Envy-freeness in 3D Hedonic Games
Michael McKay, Ágnes Cseh, David Manlove
TL;DR
The paper investigates partitioning a set of $N$ agents into coalitions of fixed size $3$ under additively separable hedonic preferences, focusing on envy-free, weakly justified envy-free, and justified envy-free notions. It delivers a comprehensive complexity classification across binary/ternary, symmetric/non-symmetric preferences and varying maximum degrees, revealing that tractability improves under weaker restrictions and that hardness persists under many natural generalizations. Key results include an $O(|N|)$-time algorithm for envy-freeness when underlying graphs have max degree $2$, NP-completeness for max degree $3$, a matching $O(|N|)$ algorithm for weakly justified envy-freeness under degree-2, and NP-hardness for higher-arity or non-binary symmetric cases for justified envy-freeness. The work highlights a frontier between polynomial-time solvability and NP-hardness in fixed-size coalitions, providing both constructive algorithms and robust hardness reductions that hinge on gadget-based reductions from XSAT, DTC, and PIT. This advances understanding of how coalition size and preference structure shape the feasibility of fair partitions in hedonic games with applications to team formation and roommate-style allocations.
Abstract
We study the problem of partitioning a set of agents into coalitions based on the agents' additively separable preferences, which can also be viewed as a hedonic game.
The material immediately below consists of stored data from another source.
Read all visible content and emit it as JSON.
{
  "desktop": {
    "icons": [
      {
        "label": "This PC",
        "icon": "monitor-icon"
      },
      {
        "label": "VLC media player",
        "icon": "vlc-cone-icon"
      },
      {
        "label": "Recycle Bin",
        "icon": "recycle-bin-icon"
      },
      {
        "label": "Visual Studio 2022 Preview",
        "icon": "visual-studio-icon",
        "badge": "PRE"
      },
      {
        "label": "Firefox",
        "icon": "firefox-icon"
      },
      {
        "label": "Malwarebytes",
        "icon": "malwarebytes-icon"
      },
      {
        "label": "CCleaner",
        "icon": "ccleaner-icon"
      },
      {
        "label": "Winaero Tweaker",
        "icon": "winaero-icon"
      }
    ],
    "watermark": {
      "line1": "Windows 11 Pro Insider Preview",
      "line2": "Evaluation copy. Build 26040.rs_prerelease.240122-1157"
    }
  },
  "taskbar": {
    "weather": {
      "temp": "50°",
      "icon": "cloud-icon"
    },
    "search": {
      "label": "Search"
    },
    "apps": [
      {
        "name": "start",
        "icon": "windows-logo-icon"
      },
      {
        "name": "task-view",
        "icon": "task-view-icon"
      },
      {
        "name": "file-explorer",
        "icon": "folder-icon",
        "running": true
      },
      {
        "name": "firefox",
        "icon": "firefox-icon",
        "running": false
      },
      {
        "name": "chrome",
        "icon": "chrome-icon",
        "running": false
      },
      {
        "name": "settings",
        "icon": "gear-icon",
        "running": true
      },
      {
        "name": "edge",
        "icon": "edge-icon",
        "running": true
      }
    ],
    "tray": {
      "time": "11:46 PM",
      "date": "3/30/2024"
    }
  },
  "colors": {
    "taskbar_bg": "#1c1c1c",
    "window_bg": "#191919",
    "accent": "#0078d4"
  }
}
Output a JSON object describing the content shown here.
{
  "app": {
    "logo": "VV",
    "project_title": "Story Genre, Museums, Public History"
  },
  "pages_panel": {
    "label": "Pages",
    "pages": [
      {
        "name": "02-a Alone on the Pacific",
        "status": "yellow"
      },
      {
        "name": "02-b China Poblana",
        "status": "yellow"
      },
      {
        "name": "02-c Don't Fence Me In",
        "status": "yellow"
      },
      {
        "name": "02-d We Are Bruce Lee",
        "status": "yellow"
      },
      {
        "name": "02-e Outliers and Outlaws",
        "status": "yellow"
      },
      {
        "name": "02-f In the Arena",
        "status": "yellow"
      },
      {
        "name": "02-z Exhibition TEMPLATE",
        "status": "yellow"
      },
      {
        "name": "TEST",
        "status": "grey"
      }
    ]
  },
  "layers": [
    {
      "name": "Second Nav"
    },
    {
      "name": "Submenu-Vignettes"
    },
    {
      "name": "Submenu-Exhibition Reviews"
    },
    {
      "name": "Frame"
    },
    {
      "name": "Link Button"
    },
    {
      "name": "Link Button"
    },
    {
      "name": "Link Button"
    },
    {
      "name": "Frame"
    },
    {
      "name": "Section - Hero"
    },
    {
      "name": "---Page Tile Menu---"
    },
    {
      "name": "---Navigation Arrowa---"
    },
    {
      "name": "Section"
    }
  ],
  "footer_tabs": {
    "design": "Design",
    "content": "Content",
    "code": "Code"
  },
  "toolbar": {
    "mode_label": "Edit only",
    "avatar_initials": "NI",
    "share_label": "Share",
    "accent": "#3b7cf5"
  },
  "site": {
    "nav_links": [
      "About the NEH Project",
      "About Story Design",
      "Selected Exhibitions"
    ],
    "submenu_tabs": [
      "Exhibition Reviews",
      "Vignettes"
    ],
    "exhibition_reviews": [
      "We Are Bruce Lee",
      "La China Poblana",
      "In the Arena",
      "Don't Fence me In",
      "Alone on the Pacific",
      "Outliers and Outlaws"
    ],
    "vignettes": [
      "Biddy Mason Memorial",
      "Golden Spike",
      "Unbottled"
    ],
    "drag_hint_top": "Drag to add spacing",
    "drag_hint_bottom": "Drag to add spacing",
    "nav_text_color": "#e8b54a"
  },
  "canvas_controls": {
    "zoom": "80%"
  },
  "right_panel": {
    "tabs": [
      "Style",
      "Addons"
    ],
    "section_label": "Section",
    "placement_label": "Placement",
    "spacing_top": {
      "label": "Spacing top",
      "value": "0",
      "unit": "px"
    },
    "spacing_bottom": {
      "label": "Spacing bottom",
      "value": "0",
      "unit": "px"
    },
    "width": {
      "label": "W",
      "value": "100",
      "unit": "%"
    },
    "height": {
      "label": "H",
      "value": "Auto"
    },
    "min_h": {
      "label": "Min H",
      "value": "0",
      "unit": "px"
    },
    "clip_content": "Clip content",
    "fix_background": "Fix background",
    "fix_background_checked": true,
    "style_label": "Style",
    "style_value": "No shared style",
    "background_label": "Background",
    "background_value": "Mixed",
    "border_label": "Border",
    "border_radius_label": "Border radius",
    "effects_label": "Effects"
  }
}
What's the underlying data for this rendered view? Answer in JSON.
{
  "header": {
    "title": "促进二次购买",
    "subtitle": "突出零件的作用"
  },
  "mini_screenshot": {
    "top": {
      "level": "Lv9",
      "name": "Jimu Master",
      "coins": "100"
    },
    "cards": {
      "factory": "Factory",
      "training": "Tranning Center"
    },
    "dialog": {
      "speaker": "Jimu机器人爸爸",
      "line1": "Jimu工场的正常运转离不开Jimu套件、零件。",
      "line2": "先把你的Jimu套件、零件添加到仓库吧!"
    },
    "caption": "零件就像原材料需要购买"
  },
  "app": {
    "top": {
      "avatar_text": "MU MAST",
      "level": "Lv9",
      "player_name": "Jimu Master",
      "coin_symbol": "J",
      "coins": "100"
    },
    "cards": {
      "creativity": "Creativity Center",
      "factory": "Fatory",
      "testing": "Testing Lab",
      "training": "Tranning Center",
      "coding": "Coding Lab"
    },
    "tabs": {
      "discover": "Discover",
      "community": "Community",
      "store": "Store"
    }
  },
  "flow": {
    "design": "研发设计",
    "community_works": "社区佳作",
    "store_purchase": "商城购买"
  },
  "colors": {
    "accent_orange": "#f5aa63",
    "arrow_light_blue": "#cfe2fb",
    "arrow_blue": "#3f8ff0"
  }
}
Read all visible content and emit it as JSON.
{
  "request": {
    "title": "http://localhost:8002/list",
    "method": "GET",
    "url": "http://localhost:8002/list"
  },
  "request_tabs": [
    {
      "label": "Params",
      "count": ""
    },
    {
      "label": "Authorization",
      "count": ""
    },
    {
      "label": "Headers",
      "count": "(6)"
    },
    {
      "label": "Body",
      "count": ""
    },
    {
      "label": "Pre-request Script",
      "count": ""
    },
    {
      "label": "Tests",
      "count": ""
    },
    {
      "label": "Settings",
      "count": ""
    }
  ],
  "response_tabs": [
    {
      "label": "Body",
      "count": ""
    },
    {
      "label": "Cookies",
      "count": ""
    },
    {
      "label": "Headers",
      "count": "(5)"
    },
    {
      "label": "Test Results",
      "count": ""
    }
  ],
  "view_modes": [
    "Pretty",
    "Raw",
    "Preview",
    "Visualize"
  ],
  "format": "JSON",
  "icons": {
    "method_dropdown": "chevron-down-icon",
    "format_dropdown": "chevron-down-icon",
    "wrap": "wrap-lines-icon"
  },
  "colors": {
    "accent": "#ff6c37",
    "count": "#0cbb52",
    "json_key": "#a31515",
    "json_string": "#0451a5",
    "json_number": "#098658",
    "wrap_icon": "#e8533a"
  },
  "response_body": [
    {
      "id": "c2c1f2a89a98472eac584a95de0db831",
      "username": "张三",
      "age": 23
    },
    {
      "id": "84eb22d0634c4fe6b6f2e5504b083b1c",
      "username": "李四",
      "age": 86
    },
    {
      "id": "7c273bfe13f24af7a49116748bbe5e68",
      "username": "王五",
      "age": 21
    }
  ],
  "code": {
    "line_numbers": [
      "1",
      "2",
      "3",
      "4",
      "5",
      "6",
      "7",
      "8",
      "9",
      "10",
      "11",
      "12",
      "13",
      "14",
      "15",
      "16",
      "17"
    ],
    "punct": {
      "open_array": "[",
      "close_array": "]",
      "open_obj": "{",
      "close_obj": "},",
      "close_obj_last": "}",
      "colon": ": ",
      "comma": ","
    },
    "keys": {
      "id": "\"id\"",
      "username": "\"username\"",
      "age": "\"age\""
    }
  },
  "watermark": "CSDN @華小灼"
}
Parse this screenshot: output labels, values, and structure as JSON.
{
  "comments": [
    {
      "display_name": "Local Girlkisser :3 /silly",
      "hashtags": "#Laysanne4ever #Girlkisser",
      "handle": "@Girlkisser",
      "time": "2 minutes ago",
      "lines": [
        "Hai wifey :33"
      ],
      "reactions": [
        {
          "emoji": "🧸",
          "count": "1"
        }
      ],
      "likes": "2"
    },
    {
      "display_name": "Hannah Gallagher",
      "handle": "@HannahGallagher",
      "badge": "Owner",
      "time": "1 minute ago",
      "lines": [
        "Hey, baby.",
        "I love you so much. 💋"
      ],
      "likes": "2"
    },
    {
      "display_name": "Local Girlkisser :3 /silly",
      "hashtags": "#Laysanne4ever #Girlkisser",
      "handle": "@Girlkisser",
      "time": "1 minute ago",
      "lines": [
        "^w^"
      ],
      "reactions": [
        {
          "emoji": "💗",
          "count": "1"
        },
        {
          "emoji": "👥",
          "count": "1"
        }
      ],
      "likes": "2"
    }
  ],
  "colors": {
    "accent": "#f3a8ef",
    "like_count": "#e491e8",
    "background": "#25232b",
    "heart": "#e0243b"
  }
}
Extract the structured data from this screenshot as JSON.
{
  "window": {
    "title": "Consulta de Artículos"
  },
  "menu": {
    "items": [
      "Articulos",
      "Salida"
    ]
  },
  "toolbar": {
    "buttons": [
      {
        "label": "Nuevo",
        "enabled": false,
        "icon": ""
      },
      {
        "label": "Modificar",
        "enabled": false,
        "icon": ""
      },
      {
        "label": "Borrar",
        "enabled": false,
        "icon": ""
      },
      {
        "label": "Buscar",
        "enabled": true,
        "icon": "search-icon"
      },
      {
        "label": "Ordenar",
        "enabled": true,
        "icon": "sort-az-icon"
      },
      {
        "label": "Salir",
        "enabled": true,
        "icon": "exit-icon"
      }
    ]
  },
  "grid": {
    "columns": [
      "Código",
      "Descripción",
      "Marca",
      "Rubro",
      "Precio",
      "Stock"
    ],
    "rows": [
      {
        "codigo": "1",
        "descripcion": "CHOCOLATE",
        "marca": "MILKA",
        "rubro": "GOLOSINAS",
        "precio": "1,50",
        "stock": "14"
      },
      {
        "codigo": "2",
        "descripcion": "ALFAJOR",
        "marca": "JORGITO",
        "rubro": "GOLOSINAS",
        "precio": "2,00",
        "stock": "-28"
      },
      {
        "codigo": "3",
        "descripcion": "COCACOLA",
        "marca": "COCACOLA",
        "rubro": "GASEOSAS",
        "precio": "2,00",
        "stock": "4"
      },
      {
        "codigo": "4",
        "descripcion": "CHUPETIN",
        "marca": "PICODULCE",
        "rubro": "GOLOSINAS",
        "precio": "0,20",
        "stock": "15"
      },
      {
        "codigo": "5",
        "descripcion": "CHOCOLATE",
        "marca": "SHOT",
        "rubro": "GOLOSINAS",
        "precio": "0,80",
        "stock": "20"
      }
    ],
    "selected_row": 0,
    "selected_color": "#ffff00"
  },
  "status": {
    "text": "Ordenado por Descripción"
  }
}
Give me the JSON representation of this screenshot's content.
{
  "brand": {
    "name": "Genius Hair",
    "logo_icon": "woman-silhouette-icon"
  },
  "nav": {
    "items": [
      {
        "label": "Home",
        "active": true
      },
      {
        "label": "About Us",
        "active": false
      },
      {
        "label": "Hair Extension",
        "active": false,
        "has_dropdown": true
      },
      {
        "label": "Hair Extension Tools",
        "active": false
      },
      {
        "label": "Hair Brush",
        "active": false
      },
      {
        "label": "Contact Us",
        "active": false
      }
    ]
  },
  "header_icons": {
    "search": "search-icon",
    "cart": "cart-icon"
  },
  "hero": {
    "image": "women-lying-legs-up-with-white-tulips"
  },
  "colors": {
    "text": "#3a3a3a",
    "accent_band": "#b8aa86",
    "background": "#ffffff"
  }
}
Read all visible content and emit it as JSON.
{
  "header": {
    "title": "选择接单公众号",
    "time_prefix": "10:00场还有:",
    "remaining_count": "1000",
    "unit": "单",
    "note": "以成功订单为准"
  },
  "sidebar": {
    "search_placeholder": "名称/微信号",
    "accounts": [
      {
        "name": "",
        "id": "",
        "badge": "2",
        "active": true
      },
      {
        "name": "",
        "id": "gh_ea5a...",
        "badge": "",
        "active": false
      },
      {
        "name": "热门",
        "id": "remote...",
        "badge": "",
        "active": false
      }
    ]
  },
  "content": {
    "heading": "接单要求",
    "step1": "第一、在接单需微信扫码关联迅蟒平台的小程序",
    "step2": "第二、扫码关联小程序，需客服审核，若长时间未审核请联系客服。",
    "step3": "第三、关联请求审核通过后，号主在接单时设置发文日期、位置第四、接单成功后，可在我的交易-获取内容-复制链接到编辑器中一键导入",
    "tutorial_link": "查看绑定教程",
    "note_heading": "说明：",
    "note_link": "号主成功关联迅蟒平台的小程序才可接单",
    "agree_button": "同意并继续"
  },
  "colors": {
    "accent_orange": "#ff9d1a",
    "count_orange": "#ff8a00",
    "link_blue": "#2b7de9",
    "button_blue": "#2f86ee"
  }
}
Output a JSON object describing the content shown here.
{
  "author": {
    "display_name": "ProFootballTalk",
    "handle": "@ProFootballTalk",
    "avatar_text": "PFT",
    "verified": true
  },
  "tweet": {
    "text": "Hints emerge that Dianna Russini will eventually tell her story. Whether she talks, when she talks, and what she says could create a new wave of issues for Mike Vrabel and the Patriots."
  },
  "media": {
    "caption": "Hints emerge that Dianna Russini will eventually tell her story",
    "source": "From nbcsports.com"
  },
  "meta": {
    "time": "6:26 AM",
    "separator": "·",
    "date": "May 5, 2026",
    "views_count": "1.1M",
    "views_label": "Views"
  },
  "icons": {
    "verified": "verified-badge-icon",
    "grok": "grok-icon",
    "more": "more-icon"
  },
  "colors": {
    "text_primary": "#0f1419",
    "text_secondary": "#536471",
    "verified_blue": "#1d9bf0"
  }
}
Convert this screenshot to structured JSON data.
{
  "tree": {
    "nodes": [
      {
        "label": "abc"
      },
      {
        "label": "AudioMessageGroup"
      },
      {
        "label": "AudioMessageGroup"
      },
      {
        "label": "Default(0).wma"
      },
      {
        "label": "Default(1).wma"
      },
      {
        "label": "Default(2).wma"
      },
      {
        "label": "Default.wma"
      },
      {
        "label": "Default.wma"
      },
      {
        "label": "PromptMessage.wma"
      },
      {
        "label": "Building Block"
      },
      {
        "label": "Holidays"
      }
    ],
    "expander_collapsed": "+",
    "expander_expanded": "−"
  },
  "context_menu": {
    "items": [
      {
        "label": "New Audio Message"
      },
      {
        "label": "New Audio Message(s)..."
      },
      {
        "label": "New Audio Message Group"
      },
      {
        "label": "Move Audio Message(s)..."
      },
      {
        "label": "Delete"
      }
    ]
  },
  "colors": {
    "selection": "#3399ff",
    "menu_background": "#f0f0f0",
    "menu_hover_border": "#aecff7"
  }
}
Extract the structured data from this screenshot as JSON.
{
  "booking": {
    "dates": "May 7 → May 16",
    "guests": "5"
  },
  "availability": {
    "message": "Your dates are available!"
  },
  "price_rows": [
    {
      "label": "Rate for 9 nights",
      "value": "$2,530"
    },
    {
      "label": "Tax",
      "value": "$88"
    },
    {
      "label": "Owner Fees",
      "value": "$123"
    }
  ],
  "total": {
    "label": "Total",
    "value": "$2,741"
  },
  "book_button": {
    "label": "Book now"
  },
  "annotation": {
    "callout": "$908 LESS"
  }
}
We apply three successively weaker solution concepts, namely envy-freeness, weakly justified envy-freeness, and justified envy-freeness. In a model in which coalitions may have any size, trivial solutions exist for these concepts, which provides a strong motivation for placing restrictions on coalition size. In this paper, we require feasible coalitions to have size three. We study the existence of partitions that are envy-free, weakly justified envy-free, and justified envy-free, and the computational complexity of finding such partitions, if they exist. We present a comprehensive complexity classification, in terms of the restrictions placed on the agents' preferences. From this, we identify a general trend that for the three successively weaker solution concepts, existence and polynomial-time solvability hold under successively weaker restrictions.